In his 2011 review of the restaurant, Portland Mercurys Tony Perez complimented the mu shu chicken, noodles, and shrimp dumplings, but was disappointed by the bean sauce and spicy peanut sauce. He summarized, "Shandong is a step up in some ways—it's not the all-too-familiar gut-bomb experience of some of its greasier MSG-laden brethren, and the high points demonstrate some clear skill in the kitchen—but it's not joining the upper echelon either. If you're craving some Chinese staples, by all means, go... just manage your expectations better than I did." In her 2014 book Food Lovers' Guide to Portland, Oregon, Laurie Wolf wrote:
When we first ate at Shandong, we were so happy to find an excellent example of the cuisine of Northern China, one of my favorite areas for culinary delights. Dumplings and wontons are crisp and perfectly fried, not greasy, and the sweet and sour soup was the best I have had in PDX. The beef and pork dishes were also excellent, and we totally loved the house-made noodles, done just right. The service is attentive and the place is modern, clean, and comfortable.
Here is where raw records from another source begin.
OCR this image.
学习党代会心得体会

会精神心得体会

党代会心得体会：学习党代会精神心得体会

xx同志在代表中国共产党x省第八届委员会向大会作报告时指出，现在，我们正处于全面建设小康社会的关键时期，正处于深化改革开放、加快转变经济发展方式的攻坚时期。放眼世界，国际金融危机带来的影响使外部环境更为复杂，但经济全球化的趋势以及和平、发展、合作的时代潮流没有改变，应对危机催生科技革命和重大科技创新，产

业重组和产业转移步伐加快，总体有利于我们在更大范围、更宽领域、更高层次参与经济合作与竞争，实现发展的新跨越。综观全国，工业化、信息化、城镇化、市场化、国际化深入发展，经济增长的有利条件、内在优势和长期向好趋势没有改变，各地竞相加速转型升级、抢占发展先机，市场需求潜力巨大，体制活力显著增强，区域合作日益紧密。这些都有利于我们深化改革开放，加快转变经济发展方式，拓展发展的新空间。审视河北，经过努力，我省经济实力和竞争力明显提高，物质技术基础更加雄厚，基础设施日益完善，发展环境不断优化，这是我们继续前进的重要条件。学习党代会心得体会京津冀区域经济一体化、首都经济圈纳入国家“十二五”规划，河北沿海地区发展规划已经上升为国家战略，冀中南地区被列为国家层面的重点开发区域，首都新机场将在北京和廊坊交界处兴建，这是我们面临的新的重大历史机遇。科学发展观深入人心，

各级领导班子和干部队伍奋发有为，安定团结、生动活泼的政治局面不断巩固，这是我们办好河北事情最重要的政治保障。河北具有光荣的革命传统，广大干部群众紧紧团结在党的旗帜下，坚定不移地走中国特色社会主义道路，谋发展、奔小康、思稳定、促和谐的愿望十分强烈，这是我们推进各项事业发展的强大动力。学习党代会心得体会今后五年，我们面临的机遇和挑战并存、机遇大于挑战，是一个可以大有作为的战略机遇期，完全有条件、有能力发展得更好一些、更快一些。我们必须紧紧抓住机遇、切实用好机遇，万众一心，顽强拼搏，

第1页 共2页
In 2015, Eater Portlands Danielle Centoni called Shandong "one of Northeast Portland's most popular Chinese restaurants". The website's Nathan Williams included the restaurant in a 2022 list of fourteen "standout" restaurants in the "eclectic" Hollywood District. In 2016, Willamette Weeks Matthew Korfhage said Shandong serves a "subdued, better-than-most ode to its titular province". The newspaper included Judy's Noodles in a 2018 list of "our favorite noodle bowls and plates in Portland for less than $15" and said, "Among the many chopstick-thick, fresh-made noodles at Northeast Broadway's Shandong, the best by far are the simplest." The business ranked second in the Best Chinese Restaurant category of the newspaper's annual Best of Portland readers' poll in 2024.

Clarissa Wei included Shandong in CNN's 2017 list of the fifty best Chinese restaurants in the U.S., writing:
Shandong offers 'a new look at classic dishes' in a pleasant though simple dining room. The ginger-infused, hand-rolled pot stickers are large and one of the best-selling items. There are also freshly hand-pulled noodles and a unique deep-fried pork dish cooked in a cherry and ginger sauce. Cheap happy hour appetizers, such as pan-Pacific wontons, Chilean rock crab and shiitake dumplings, are available from 4 p.m. to 6 p.m. Is this the cutting edge of Chinese cuisine? A growing number of devotees think so.